Выбрать главу

Но Алексей опередил ее. Уж он-то знал, что нужно делать. А она и не сопротивлялась. А дальше, как в песне поётся: «Знает только ночь глубокая, как поладили они...»*

С мужчиной Палашка была впервые в жизни. Он не объяснялся в любви, не называл ее ласковыми словами. Был совершенно нем, ласкали только его руки. И делали это так, что у нее порой перехватывало дыхание. Да ей и не нужны были его слова. То, что с нею происходило, было сильнее всяких слов. И ей нужен был от него ребёнок. Она не лежала бревном,  старалась, из всех сил старалась, не зная, правильно ли  всё делает. Но интуитивно чувствовала, что правильно. И это подтверждали его крепкие объятия, движения его тела, и в конце - глухие стоны и какие-то всхлипы. Кстати, стоны и всхлипы были обоюдные.

Потом снова они, молча, лежали рядом...

-Ты извини меня. Не удержался,- нарушил молчание Алексей.- Духмяная трава виновата.

- Не за что извиняться, - проговорила Палашка тихо.

-Я у тебя первый, да? Мне так показалось.

Она беззвучно, кивнула головой, продолжала лежать на спине, отвернув лицо от Алексея. В голове пронеслась невеселая мысль: «Конечно, первый. Наверное, и последний».

Он взял ее за руку. Она была счастлива. «Значит, не очень я ему противна, если он держит сейчас меня за руку. Чего сейчас-то держать?
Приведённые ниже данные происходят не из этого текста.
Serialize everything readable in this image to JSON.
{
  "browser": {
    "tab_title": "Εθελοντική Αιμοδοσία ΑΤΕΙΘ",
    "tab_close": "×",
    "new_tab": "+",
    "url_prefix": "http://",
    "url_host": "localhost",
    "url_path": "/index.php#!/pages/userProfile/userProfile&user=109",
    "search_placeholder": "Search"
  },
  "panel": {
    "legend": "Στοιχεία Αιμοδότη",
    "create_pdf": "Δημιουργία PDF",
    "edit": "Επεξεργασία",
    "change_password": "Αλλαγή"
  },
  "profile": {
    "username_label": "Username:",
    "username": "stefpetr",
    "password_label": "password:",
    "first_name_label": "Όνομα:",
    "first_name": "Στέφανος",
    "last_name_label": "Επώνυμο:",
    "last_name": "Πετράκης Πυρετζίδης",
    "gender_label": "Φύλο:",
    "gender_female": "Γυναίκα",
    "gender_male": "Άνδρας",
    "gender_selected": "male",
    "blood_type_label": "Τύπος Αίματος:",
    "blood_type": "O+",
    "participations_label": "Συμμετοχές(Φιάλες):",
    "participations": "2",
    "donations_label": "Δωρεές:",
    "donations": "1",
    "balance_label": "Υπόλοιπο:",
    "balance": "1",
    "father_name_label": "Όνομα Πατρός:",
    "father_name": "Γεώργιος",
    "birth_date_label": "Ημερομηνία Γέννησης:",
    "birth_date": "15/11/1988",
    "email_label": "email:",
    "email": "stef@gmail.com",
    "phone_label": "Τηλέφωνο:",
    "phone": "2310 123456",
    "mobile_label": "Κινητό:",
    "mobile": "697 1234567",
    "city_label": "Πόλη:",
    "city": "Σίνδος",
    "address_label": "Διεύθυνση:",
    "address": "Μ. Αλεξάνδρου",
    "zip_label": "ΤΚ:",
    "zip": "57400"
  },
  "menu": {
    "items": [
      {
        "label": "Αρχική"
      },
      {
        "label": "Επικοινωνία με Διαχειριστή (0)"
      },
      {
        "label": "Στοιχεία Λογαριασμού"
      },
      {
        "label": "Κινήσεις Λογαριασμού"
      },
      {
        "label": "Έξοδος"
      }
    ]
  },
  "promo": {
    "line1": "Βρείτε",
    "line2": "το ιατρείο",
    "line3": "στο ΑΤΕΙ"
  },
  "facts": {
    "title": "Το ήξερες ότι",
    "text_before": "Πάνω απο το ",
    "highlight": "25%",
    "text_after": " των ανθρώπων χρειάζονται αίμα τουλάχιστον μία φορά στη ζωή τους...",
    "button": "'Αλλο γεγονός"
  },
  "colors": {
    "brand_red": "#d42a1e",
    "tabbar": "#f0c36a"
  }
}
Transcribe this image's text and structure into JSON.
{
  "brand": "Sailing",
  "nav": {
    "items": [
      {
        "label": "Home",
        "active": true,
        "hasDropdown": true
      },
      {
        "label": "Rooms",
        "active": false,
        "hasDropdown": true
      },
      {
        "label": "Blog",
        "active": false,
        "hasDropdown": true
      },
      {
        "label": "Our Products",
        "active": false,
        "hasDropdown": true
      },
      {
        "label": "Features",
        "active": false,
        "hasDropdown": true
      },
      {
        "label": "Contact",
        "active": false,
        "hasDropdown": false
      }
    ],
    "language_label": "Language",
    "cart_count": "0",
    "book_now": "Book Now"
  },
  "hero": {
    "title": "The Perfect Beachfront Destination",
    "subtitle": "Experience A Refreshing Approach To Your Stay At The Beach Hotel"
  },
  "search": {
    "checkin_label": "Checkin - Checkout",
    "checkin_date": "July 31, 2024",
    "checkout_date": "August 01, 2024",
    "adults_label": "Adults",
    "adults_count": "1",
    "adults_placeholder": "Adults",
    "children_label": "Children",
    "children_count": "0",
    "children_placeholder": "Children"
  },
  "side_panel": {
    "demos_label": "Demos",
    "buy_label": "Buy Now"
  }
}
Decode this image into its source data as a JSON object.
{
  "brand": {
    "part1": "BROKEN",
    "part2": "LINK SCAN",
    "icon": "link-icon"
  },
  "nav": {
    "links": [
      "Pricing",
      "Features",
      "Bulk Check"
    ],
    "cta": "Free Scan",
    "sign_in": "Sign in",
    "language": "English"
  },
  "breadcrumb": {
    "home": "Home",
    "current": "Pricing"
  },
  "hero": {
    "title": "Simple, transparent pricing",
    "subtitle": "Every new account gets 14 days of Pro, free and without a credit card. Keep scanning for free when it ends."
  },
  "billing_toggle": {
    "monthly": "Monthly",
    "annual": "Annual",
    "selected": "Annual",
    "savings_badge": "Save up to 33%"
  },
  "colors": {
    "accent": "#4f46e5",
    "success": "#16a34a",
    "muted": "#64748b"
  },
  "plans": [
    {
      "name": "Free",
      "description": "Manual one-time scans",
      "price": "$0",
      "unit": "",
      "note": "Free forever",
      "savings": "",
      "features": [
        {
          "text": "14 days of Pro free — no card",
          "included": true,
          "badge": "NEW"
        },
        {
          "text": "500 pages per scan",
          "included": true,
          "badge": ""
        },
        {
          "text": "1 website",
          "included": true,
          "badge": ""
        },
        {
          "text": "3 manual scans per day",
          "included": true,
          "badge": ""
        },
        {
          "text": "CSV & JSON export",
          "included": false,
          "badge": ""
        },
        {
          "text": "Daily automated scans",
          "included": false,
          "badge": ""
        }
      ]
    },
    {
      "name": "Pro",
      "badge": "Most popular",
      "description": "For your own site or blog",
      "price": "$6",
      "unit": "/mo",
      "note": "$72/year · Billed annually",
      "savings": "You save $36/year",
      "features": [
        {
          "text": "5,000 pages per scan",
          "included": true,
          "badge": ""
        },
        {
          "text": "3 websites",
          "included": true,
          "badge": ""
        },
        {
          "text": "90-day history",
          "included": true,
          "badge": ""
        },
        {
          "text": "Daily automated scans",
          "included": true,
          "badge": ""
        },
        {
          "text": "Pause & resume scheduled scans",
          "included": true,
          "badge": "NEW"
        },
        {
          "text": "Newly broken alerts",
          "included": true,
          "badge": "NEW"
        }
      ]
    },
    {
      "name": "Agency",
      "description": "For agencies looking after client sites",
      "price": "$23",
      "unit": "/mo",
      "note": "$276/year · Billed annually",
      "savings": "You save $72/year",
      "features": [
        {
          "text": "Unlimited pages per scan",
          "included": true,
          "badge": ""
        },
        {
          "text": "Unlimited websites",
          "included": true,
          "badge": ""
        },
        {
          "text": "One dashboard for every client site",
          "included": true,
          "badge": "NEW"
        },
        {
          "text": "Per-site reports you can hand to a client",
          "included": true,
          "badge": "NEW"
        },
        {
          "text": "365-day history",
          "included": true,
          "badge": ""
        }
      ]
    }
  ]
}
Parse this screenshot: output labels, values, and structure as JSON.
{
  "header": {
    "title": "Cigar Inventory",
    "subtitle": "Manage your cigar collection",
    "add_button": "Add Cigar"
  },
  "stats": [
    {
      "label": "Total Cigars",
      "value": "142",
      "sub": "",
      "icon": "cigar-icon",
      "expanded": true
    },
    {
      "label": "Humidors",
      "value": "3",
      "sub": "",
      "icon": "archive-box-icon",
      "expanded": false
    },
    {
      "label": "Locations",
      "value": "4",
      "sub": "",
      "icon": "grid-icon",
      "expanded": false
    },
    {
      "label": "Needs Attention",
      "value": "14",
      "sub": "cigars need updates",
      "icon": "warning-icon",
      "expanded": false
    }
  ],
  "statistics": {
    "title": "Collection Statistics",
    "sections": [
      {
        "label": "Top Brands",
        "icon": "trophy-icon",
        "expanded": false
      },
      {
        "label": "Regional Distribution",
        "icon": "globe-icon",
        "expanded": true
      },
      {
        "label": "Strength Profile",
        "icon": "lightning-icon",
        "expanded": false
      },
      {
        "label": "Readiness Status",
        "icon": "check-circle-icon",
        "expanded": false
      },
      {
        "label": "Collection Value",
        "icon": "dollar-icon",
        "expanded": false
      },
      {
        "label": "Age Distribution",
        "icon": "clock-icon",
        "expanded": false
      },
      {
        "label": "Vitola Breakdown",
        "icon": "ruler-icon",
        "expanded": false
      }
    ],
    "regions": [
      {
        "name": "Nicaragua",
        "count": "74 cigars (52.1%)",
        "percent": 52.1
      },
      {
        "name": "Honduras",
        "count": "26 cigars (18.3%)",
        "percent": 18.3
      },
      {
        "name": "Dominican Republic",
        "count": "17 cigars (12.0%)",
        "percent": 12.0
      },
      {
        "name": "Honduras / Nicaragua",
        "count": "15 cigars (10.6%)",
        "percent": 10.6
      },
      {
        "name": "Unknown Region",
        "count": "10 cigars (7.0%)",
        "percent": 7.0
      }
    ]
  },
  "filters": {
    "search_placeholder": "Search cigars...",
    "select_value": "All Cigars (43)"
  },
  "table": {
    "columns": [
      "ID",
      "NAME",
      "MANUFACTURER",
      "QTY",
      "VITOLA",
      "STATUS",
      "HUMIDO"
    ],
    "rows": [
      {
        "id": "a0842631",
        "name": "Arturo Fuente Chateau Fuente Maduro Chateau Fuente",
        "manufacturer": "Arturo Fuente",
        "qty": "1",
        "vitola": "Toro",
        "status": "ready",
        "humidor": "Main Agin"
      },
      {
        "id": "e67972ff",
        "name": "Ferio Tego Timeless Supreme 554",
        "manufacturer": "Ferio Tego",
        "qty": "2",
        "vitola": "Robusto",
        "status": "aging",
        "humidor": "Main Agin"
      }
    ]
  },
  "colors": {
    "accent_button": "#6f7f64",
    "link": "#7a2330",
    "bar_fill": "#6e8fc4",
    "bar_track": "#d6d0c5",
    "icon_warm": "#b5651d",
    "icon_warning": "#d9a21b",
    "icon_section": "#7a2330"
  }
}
Ведь получил, что хотел?» - бились в ее голове мысли.

- У меня сегодня так гадко и противно было на душе. Ты излечила меня.

«А уж как ты-то меня излечил»,- подумала Палашка, но вслух ничего не сказала.

В деревню возвращались вместе. Шли, молча, Палашка чуть впереди. Об этом она не забывала. Изо всех сил старалась, чтоб он как можно реже видел её лицо. А когда подошли уже к первым домам, Алексей тихо произнес:

- Спасибо тебе.

Она, не оборачиваясь, кивнула. И, не спеша, медленно пошла к своему дому. Знала Палашка, что со спины она хорошо смотрится. Душа её пела. Сегодняшний вечер был самым счастливым в ее жизни. Вот только тревожила мысль: « А хватит ли одного раза для беременности?»

 

* * *

Алексей помирился с Оксаной. Сыграли свадьбу. Жизнь в деревне шла своим чередом. Пелагея встреч с ним не искала, а он, если бы захотел, всегда мог найти её на холме за деревней около одинокой березки. Она, как и раньше, по вечерам ходила туда. Разговаривала с «подружкой», отсчитывая дни и недели. И очень надеялась, что забеременела. Она слышала, что это может случиться и от одного единственного раза.

Или недолго продолжались мир и согласие в семье Алексея и Оксаны, а может, по какой другой причине, но его вдруг сильно потянуло к одинокой березке на холме за деревней, а точнее, к девушке по имени Пелагея.

- Привет!- Сказал Алексей, поднявшись на холм. Она, как и в первый раз, стояла к нему спиной, обняв березку.

- Привет, - ответила Пелагея, не поворачивая головы.

- Может, прогуляемся? - тихо спросил он.

- От чего ж не прогуляться,- еще тише ответила она.

И всё повторилось, всё было, как в прошлый раз. Нет, не только повторилось, но кое-что и прибавилось. Он не молчал. Называл ее в порыве страсти: «моя Березка». Как-будто это было ее имя. И целовал, целовал... Правда, не лицо, оно как и в прошлый раз было прикрыто голубым платочком. Да это и неважно! Разве мало мест на красивом девичьем теле, которые мужчина целует в порыве страсти...

С этого вечера свидания их стали регулярными. И прикипали они друг к другу сердцами и телами все сильнее и сильнее. И уже знала Пелагея, что живет и развивается в ней плод их любви. «Помогла ты мне Пресвятая Богородица! Спасибо тебе»,- не раз повторяла она эти слова, как молитву, не только в уме, но и вслух.

Вскоре люди стали замечать, как округлилась Оксанка. Но это ни у кого не вызывало удивления. Всё так и должно было быть. А вслед за ней появился животик и у Палашки. Вот это было уже интересно всей деревне. Парни и девки, мужики и бабы шушукались, допытывались друг у друга: «А кто же это "рябую-то" оприходовал?» Разные предположения строили, но на Алексея никто и подумать не мог. Помогала всё в тайне держать Палашкина тётка Матрёна. Помогала, но не одобряла.

- На чужом несчастье счастья не построишь,- говорила она племяннице, осуждающе качая головой.